Two days earlier, the Yankees already had stunned the baseball world with a quick-strike signing of Ellsbury to a seven-year, $153-million contract -- a move that seemed to push out Beltran but left the door open for Choo, a player the team had targeted for weeks. It also annoyed Cano, who had grown frustrated by what he perceived to be a lack of effort from the Yankees to re-sign him.
While the Yankees stood firm on the seven-year, $175-million offer to Cano, he traveled to meet the Mariners. At that point, team officials figured Cano was history, and when he called them later on the night of Dec. 5 for a counteroffer, the Yankees knew they needed to ready offers to both Beltran and Choo.

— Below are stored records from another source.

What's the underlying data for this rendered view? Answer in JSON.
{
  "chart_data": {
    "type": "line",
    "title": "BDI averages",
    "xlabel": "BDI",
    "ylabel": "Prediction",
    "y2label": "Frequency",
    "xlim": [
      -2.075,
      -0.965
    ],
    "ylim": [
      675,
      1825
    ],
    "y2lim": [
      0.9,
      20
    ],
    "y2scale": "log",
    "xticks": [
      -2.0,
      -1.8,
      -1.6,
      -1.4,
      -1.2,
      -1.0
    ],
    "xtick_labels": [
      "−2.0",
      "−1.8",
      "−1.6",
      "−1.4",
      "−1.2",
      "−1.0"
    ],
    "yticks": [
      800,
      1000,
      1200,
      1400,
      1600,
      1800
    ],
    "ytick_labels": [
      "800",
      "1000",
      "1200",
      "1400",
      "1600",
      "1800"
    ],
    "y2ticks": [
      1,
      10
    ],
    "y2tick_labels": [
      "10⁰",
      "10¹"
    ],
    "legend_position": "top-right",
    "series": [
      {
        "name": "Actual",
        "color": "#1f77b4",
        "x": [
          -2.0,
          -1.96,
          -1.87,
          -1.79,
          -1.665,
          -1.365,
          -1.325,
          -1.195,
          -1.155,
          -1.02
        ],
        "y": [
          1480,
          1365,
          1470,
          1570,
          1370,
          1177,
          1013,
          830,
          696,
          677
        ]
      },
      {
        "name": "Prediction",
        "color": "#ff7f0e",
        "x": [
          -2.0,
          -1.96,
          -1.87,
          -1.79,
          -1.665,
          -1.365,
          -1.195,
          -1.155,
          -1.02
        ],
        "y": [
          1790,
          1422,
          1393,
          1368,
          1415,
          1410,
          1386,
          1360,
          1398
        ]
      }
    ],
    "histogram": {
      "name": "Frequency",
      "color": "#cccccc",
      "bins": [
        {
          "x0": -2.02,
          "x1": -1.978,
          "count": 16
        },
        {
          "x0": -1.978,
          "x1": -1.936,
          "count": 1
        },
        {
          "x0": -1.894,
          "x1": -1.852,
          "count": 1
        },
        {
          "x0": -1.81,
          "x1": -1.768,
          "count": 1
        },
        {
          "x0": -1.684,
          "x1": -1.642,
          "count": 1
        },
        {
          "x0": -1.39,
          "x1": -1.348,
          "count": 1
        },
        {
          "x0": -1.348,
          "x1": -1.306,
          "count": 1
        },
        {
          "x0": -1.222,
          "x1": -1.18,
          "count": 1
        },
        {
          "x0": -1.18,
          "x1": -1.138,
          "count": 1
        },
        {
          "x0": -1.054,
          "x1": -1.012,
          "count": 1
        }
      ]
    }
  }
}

Before the Ellsbury signing, Scott Boras had pitched a combination of both Ellsbury and Choo to the Yankees as an alternative to Cano, according to a person familiar with the situation. Initially, they went with Ellsbury, with a pledge to revisit the talks on Choo depending on how the rest of the week unfolded.
Yahoo Sports reported that Choo got his $140-million offer after Cano's agreement with the Mariners. When he turned down the Yankees, they switched to Beltran, who accepted his three-year, $45-million offer later that evening.
In terms of the $189-million luxury tax threshold, the net AAV difference between Choo and Beltran turned out to be $5 million for next season, so the length of the contract wasn't that big of a concern in putting together both offers. As it stands now, the Yankees are at roughly $177 million -- including Alex Rodriguez's $26 million -- with another $10 million to $12 million in benefits still to be factored in.
The Yankees need a large portion of A-Rod's 2014 salary to be wiped out by his looming suspension for them to have any chance of getting under $189 million for next season. That also would be the key to creating payroll space to sign Masahiro Tanaka, the Japanese pitching star who is waiting to see if he will be posted by the Rakuten Golden Eagles.